Victoria in British Columbia

Freitag, 15. Juni 2018 - 11:00 (CET/MEZ) Berlin | Author/Destination: | Category/Kategorie: Allgemein

The Empress © Miladlaferrari/cc-by-sa-3.0

The Empress © Miladlaferrari/cc-by-sa-3.0

Victoria ist die Hauptstadt der kanadischen Provinz British Columbia. Sie liegt am Südzipfel von Vancouver Island und hat ihren Ursprung in einem 1843 errichteten Handelsposten der Hudson’s Bay Company. Der Name geht auf die britische Königin Victoria zurück. Unter dem Namen Fort Victoria wurde die Stadt zum Zentrum des Pelzhandels in den westlichen Gebieten Kanadas. Sie entstand in einem Gebiet, das von Küsten-Salish bewohnt war, einer großen Gruppe indianischer Ethnien, die im Nordwesten der USA und in British Columbia lebt. Die Stadt steht, abgesehen vom Parlamentsgebäude, dessen Grund 2006 von der Stadt gekauft wurde, bis heute auf Indianergebiet. Der Ballungsraum Capital Regional District umfasst neben der eigentlichen Stadt Victoria (86.000 Einwohner im Jahr 2016) noch zwölf weitere Gemeinden, die zusammen 368.000 Einwohner zählen.
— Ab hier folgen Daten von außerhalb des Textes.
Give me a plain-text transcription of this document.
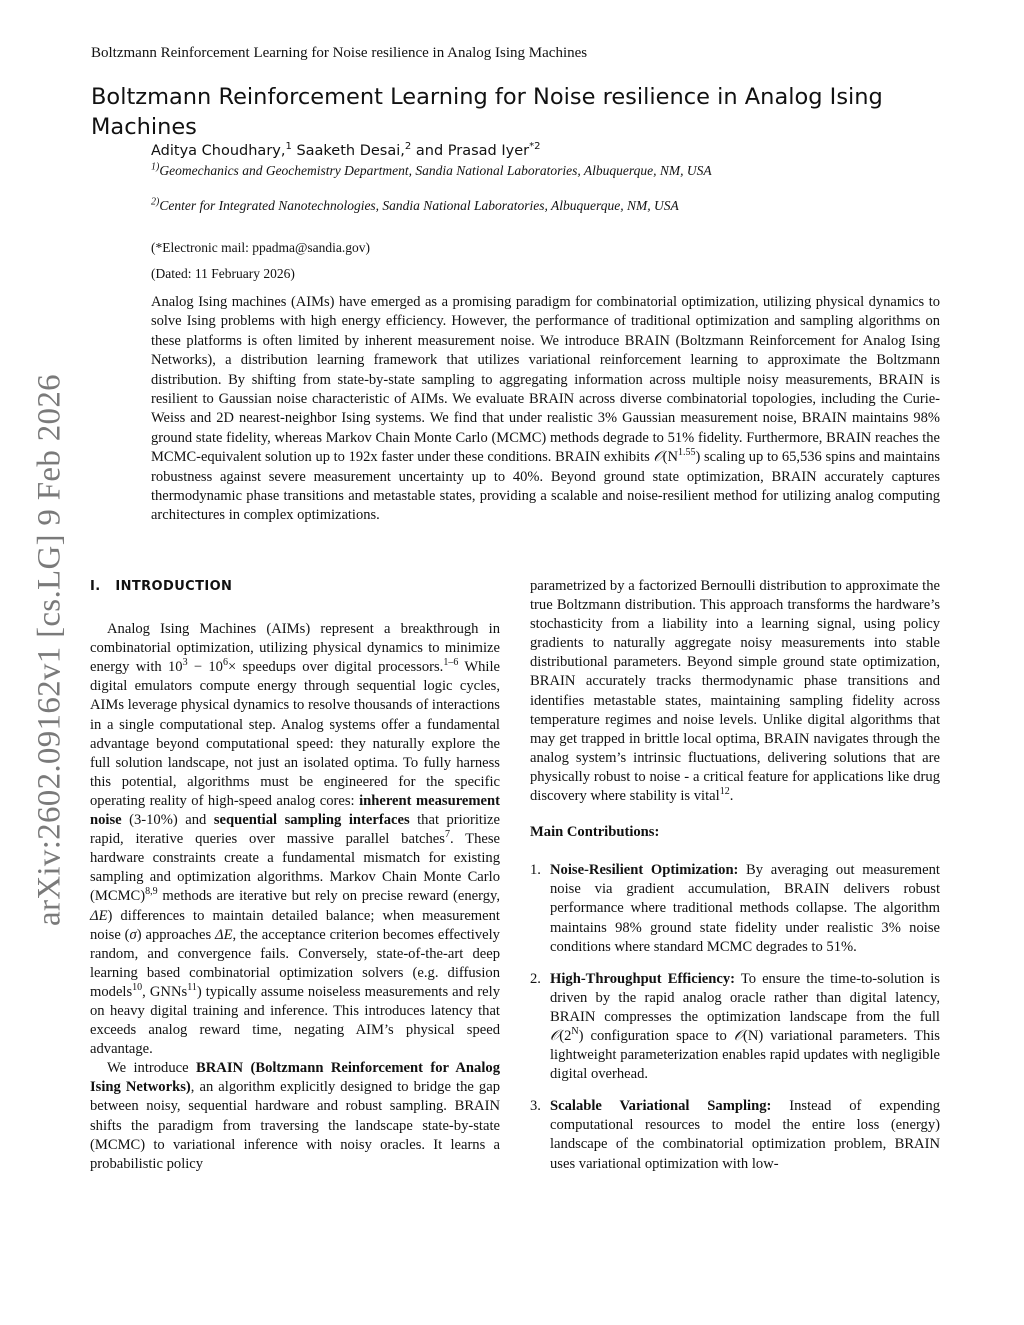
Boltzmann Reinforcement Learning for Noise resilience in Analog Ising Machines
arXiv:2602.09162v1 [cs.LG] 9 Feb 2026
Boltzmann Reinforcement Learning for Noise resilience in Analog Ising Machines
Aditya Choudhary,$^1$ Saaketh Desai,$^2$ and Prasad Iyer$^{*2}$
$^{1)}$Geomechanics and Geochemistry Department, Sandia National Laboratories, Albuquerque, NM, USA
$^{2)}$Center for Integrated Nanotechnologies, Sandia National Laboratories, Albuquerque, NM, USA
(*Electronic mail: ppadma@sandia.gov)
(Dated: 11 February 2026)

Analog Ising machines (AIMs) have emerged as a promising paradigm for combinatorial optimization, utilizing physical dynamics to solve Ising problems with high energy efficiency. However, the performance of traditional optimization and sampling algorithms on these platforms is often limited by inherent measurement noise. We introduce BRAIN (Boltzmann Reinforcement for Analog Ising Networks), a distribution learning framework that utilizes variational reinforcement learning to approximate the Boltzmann distribution. By shifting from state-by-state sampling to aggregating information across multiple noisy measurements, BRAIN is resilient to Gaussian noise characteristic of AIMs. We evaluate BRAIN across diverse combinatorial topologies, including the Curie-Weiss and 2D nearest-neighbor Ising systems. We find that under realistic 3% Gaussian measurement noise, BRAIN maintains 98% ground state fidelity, whereas Markov Chain Monte Carlo (MCMC) methods degrade to 51% fidelity. Furthermore, BRAIN reaches the MCMC-equivalent solution up to 192x faster under these conditions. BRAIN exhibits $𝒪(N^{1.55})$ scaling up to 65,536 spins and maintains robustness against severe measurement uncertainty up to 40%. Beyond ground state optimization, BRAIN accurately captures thermodynamic phase transitions and metastable states, providing a scalable and noise-resilient method for utilizing analog computing architectures in complex optimizations.

I. INTRODUCTION

Analog Ising Machines (AIMs) represent a breakthrough in combinatorial optimization, utilizing physical dynamics to minimize energy with $10^3 - 10^6\times$ speedups over digital processors.$^{1-6}$ While digital emulators compute energy through sequential logic cycles, AIMs leverage physical dynamics to resolve thousands of interactions in a single computational step. Analog systems offer a fundamental advantage beyond computational speed: they naturally explore the full solution landscape, not just an isolated optima. To fully harness this potential, algorithms must be engineered for the specific operating reality of high-speed analog cores: inherent measurement noise (3-10%) and sequential sampling interfaces that prioritize rapid, iterative queries over massive parallel batches$^7$. These hardware constraints create a fundamental mismatch for existing sampling and optimization algorithms. Markov Chain Monte Carlo (MCMC)$^{8,9}$ methods are iterative but rely on precise reward (energy, ΔE) differences to maintain detailed balance; when measurement noise (σ) approaches ΔE, the acceptance criterion becomes effectively random, and convergence fails. Conversely, state-of-the-art deep learning based combinatorial optimization solvers (e.g. diffusion models$^{10}$, GNNs$^{11}$) typically assume noiseless measurements and rely on heavy digital training and inference. This introduces latency that exceeds analog reward time, negating AIM’s physical speed advantage.

We introduce BRAIN (Boltzmann Reinforcement for Analog Ising Networks), an algorithm explicitly designed to bridge the gap between noisy, sequential hardware and robust sampling. BRAIN shifts the paradigm from traversing the landscape state-by-state (MCMC) to variational inference with noisy oracles. It learns a probabilistic policy

parametrized by a factorized Bernoulli distribution to approximate the true Boltzmann distribution. This approach transforms the hardware’s stochasticity from a liability into a learning signal, using policy gradients to naturally aggregate noisy measurements into stable distributional parameters. Beyond simple ground state optimization, BRAIN accurately tracks thermodynamic phase transitions and identifies metastable states, maintaining sampling fidelity across temperature regimes and noise levels. Unlike digital algorithms that may get trapped in brittle local optima, BRAIN navigates through the analog system’s intrinsic fluctuations, delivering solutions that are physically robust to noise - a critical feature for applications like drug discovery where stability is vital$^{12}$.

Main Contributions:
1. Noise-Resilient Optimization: By averaging out measurement noise via gradient accumulation, BRAIN delivers robust performance where traditional methods collapse. The algorithm maintains 98% ground state fidelity under realistic 3% noise conditions where standard MCMC degrades to 51%.
2. High-Throughput Efficiency: To ensure the time-to-solution is driven by the rapid analog oracle rather than digital latency, BRAIN compresses the optimization landscape from the full $𝒪(2^N)$ configuration space to 𝒪(N) variational parameters. This lightweight parameterization enables rapid updates with negligible digital overhead.
3. Scalable Variational Sampling: Instead of expending computational resources to model the entire loss (energy) landscape of the combinatorial optimization problem, BRAIN uses variational optimization with low-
Aus dem zentralen Handelsposten entwickelte sich die Hauptstadt der britischen Kronkolonie Vancouver Island, dann der Vereinigten Kolonien von Vancouver Island und British Columbia und schließlich der gleichnamigen kanadischen Provinz. Ihre wirtschaftliche Basis war anfangs der Handel, zu dem sich Verwaltung, Militär und Polizei, dann die Marine gesellten. Die Ausbeutung der natürlichen Ressourcen, vor allem von Holz, Kohle und der fischreichen Gewässer, besonders aber die Goldfunde auf dem Festland machten die Ansiedlung zu einer vergleichsweise großen Stadt. Sie wurde jedoch von Vancouver überflügelt. Starke Zuwanderung aus Großbritannien und politische Dominanz gaben ihr einen ausgesprochen “englischen” Charakter.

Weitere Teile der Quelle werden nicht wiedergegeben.